The instructor set the papers down on the desk in front of the ancient green chalkboard that no one bothered to use anymore. He rubbed the bald spot on his head. “Well, it’s time for fieldwork, so thank you for choosing a wide variety of cryptids. Always keeps it interesting.”
“Fieldwork?” The hairdresser squeaked behind him. It was the first time Jack had heard her speak above a whisper. He figured it was because she spent all day chatting up clients and needed a vocal break.
“Someone didn’t read the syllabus,” singsonged the professor. “If you want to pass the class, fieldwork is part of your grade.”
“I read the syllabus,” Jack said. He propped his chin on his fist, old flannel falling soft against his arm where his sleeve was unbuttoned. “Fieldwork was listed as a possibility, not a definite. I remember because I thought it was a joke.”

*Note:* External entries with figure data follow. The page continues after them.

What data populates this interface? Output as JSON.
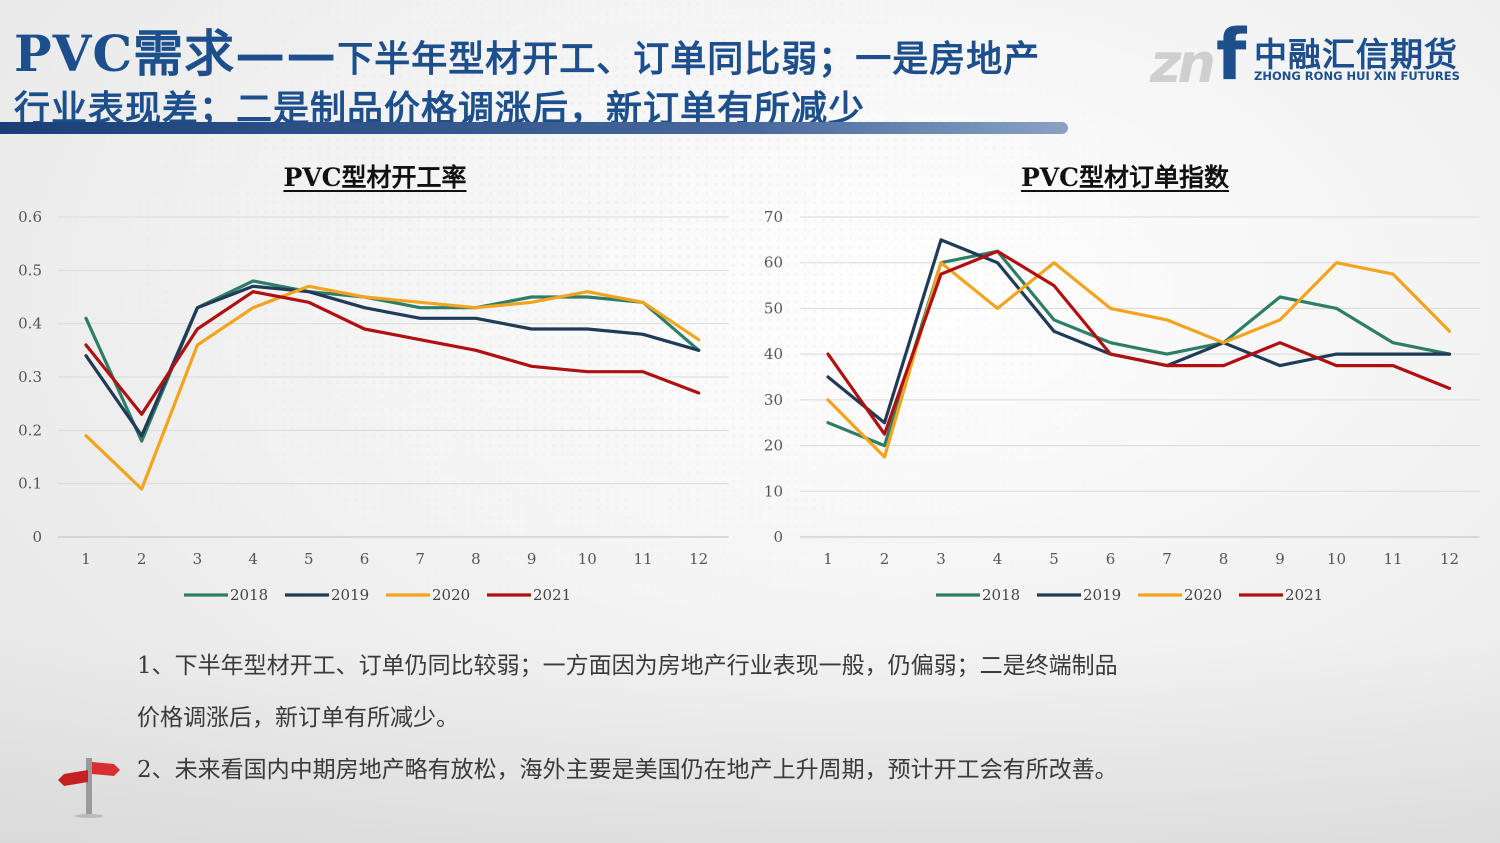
{
  "header": {
    "title_main": "PVC需求——",
    "title_rest_line1": "下半年型材开工、订单同比弱；一是房地产",
    "title_line2": "行业表现差；二是制品价格调涨后，新订单有所减少"
  },
  "logo": {
    "mark": "zn",
    "letter": "f",
    "name_cn": "中融汇信期货",
    "name_en": "ZHONG RONG HUI XIN FUTURES"
  },
  "colors": {
    "2018": "#2e7d68",
    "2019": "#1f3b57",
    "2020": "#f2a41e",
    "2021": "#b01010"
  },
  "chart_data": [
    {
      "type": "line",
      "title": "PVC型材开工率",
      "x": [
        "1",
        "2",
        "3",
        "4",
        "5",
        "6",
        "7",
        "8",
        "9",
        "10",
        "11",
        "12"
      ],
      "yticks": [
        "0",
        "0.1",
        "0.2",
        "0.3",
        "0.4",
        "0.5",
        "0.6"
      ],
      "ylim": [
        0,
        0.6
      ],
      "legend_position": "bottom",
      "series": [
        {
          "name": "2018",
          "values": [
            0.41,
            0.18,
            0.43,
            0.48,
            0.46,
            0.45,
            0.43,
            0.43,
            0.45,
            0.45,
            0.44,
            0.35
          ]
        },
        {
          "name": "2019",
          "values": [
            0.34,
            0.19,
            0.43,
            0.47,
            0.46,
            0.43,
            0.41,
            0.41,
            0.39,
            0.39,
            0.38,
            0.35
          ]
        },
        {
          "name": "2020",
          "values": [
            0.19,
            0.09,
            0.36,
            0.43,
            0.47,
            0.45,
            0.44,
            0.43,
            0.44,
            0.46,
            0.44,
            0.37
          ]
        },
        {
          "name": "2021",
          "values": [
            0.36,
            0.23,
            0.39,
            0.46,
            0.44,
            0.39,
            0.37,
            0.35,
            0.32,
            0.31,
            0.31,
            0.27
          ]
        }
      ]
    },
    {
      "type": "line",
      "title": "PVC型材订单指数",
      "x": [
        "1",
        "2",
        "3",
        "4",
        "5",
        "6",
        "7",
        "8",
        "9",
        "10",
        "11",
        "12"
      ],
      "yticks": [
        "0",
        "10",
        "20",
        "30",
        "40",
        "50",
        "60",
        "70"
      ],
      "ylim": [
        0,
        70
      ],
      "legend_position": "bottom",
      "series": [
        {
          "name": "2018",
          "values": [
            25,
            20,
            60,
            62.5,
            47.5,
            42.5,
            40,
            42.5,
            52.5,
            50,
            42.5,
            40
          ]
        },
        {
          "name": "2019",
          "values": [
            35,
            25,
            65,
            60,
            45,
            40,
            37.5,
            42.5,
            37.5,
            40,
            40,
            40
          ]
        },
        {
          "name": "2020",
          "values": [
            30,
            17.5,
            60,
            50,
            60,
            50,
            47.5,
            42.5,
            47.5,
            60,
            57.5,
            45
          ]
        },
        {
          "name": "2021",
          "values": [
            40,
            22.5,
            57.5,
            62.5,
            55,
            40,
            37.5,
            37.5,
            42.5,
            37.5,
            37.5,
            32.5
          ]
        }
      ]
    }
  ],
  "notes": [
    "1、下半年型材开工、订单仍同比较弱；一方面因为房地产行业表现一般，仍偏弱；二是终端制品",
    "价格调涨后，新订单有所减少。",
    "2、未来看国内中期房地产略有放松，海外主要是美国仍在地产上升周期，预计开工会有所改善。"
  ]
}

“Yes, yes, well, we got lucky this time. The lawsuits ended satisfactorily and the administration said we could go ahead. But with precautions this time.” He grinned. Did he expect them to be excited by the opportunity?
“Cryptids are real?” squeaked the hairdresser again. Liz, that was her name. Her chair clattered to the ground. “I can’t meet a vampire. I’m a single mom!” She whooshed past him, leaving only a cloud of perfume behind.
Professor Widget nodded as Liz raced by, his eyes sad. “Yes, that is unfortunate. There is a risk involved. I should also commend you all for not taking the easy way out. One of you even picked a gryphon. The spine! Oh, I do appreciate it.” He chuckled, then cut off after a few seconds when no one joined him.
Several other students looked like they might follow Liz and her perfectly coiffed curls out the door.
“Come on, now, you’re quite close to receiving your degrees. All you have to do is survive.” The professor’s tone was wheedling now.
Jack firmed his jaw. It was this or nothing. He opened his textbook to the chapter on gryphons with a shrug. “Can’t be worse than that half-naked cowboy on meth that came into the store last week.”
***
This week, nother mike challenged me with, “He never expected that the cryptozoology diploma course would require applied fieldwork. With a cryptid of his choice.” My prompt went to Leigh Kimmel: “The streetlight was blinking Morse code…”
Having worked at a convenience store (I opened, some weekends – and sometimes visited around closing) I can agree that a gryphon would likely be better than some of the… more methylated… clientele.